Comme place de guerre et comme centre industriel, Abbeville avait au moyen âge une grande importance : elle était agrégée à la hanse teutonique, à la hanse de Londres, et dès 1484 elle possédait une imprimerie renommée à laquelle ou doit une magnifique édition de la Cité de Dieu, la Somme rurale de Bouteiller, et le Triomphe des neuf preux ; mais ses anciennes industries, telles que la fabrication des armes, l’orfèvrerie, la sculpture sur bois, les étoffes de laine, ont disparu l’une après l’antre. La population a diminué de moitié, et parmi les causes de cette décadence il faut compter l’établissement de la manufacture de draps dite des Van Robais, par Colbert, en 1665[1]. Les privilèges excessifs accordés aux fabricans hollandais placés à la tête de cette manufacture portèrent un coup fatal à la fabrication des étoffes de laine qui faisait alors la principale richesse du pays.
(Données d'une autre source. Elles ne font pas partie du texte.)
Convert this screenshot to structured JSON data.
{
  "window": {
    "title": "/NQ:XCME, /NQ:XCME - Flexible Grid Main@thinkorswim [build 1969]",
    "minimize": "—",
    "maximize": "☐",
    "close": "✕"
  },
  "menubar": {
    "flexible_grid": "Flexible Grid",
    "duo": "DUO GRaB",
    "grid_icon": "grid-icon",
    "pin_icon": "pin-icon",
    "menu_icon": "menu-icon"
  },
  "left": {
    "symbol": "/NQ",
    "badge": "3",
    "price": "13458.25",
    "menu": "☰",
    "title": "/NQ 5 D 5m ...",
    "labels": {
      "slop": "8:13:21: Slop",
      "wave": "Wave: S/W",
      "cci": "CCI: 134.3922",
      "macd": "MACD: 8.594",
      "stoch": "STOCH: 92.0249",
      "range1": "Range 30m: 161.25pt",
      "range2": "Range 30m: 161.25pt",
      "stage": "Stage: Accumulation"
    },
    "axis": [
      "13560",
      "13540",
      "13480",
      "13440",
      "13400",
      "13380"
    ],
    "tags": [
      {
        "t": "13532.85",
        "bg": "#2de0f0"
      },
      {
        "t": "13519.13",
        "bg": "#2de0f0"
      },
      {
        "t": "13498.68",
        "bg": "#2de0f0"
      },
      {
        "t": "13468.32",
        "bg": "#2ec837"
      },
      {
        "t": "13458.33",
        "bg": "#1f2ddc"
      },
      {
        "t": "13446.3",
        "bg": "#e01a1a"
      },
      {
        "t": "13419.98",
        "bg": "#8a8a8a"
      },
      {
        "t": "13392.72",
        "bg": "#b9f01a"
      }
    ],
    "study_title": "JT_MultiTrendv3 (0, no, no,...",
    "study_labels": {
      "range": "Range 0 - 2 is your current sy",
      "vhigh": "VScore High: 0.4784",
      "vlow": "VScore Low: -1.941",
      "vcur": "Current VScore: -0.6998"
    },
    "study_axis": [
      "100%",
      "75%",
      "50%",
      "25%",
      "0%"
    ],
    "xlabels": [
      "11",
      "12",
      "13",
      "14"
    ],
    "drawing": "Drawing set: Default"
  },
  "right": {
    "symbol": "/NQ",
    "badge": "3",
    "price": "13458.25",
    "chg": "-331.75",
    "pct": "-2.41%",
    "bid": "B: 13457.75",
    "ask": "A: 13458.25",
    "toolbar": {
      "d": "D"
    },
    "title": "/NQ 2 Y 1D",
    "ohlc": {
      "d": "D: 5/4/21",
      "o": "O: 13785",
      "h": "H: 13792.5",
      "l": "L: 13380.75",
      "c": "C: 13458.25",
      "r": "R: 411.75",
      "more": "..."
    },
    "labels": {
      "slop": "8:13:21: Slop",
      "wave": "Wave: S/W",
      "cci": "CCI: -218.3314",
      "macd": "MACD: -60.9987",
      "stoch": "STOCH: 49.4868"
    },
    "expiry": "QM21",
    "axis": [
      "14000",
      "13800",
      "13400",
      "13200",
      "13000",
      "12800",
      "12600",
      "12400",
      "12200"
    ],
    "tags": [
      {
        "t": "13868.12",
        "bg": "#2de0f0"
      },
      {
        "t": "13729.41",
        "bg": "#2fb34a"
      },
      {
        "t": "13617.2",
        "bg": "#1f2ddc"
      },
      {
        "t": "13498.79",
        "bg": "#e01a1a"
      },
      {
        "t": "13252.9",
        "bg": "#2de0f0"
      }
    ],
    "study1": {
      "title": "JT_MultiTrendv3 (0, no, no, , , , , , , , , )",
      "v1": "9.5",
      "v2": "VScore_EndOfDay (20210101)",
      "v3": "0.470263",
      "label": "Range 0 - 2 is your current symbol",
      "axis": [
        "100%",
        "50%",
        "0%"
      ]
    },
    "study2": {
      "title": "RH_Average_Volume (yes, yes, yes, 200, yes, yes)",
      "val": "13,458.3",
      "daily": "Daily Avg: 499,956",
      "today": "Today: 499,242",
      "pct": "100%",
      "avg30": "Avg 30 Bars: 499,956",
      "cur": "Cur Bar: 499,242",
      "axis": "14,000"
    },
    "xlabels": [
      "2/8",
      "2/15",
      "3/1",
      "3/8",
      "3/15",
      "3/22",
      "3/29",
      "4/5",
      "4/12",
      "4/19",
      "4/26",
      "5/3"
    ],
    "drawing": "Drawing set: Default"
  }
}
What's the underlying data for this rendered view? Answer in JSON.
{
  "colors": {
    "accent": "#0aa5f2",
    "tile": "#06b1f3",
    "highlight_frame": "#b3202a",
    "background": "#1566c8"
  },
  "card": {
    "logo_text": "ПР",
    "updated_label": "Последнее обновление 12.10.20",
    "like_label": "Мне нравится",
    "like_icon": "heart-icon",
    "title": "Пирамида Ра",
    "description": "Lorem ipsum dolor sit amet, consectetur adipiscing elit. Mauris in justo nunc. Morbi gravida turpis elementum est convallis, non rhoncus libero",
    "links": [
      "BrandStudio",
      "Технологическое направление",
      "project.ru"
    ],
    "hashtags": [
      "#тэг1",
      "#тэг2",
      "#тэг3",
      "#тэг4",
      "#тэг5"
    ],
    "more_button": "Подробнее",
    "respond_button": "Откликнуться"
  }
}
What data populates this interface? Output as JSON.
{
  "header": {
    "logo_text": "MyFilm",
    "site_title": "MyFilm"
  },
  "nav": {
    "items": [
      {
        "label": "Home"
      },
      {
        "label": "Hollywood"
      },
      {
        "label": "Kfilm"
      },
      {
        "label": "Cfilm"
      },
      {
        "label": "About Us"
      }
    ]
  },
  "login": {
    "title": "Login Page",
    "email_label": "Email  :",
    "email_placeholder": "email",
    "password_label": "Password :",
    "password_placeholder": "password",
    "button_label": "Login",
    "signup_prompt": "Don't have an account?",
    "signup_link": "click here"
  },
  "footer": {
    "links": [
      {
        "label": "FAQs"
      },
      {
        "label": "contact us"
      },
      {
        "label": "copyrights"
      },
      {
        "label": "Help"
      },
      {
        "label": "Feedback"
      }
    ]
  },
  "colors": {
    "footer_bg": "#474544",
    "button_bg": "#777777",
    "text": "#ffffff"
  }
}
Les ouvriers émigrèrent en grand

  1. Il n’y a pas un seul livre de géographie publié de notre temps même qui ne mentionne la manufacture de drap des Van Robais au nombre des établissemens industriels d’Abbeville. Les bâtimens et les jardins existent encore, mais on n’y fabrique plus de drap. Cette industrie y est remplacée aujourd’hui par la manufacture de tapis de M. Vayson, qui occupe environ 600 ouvriers.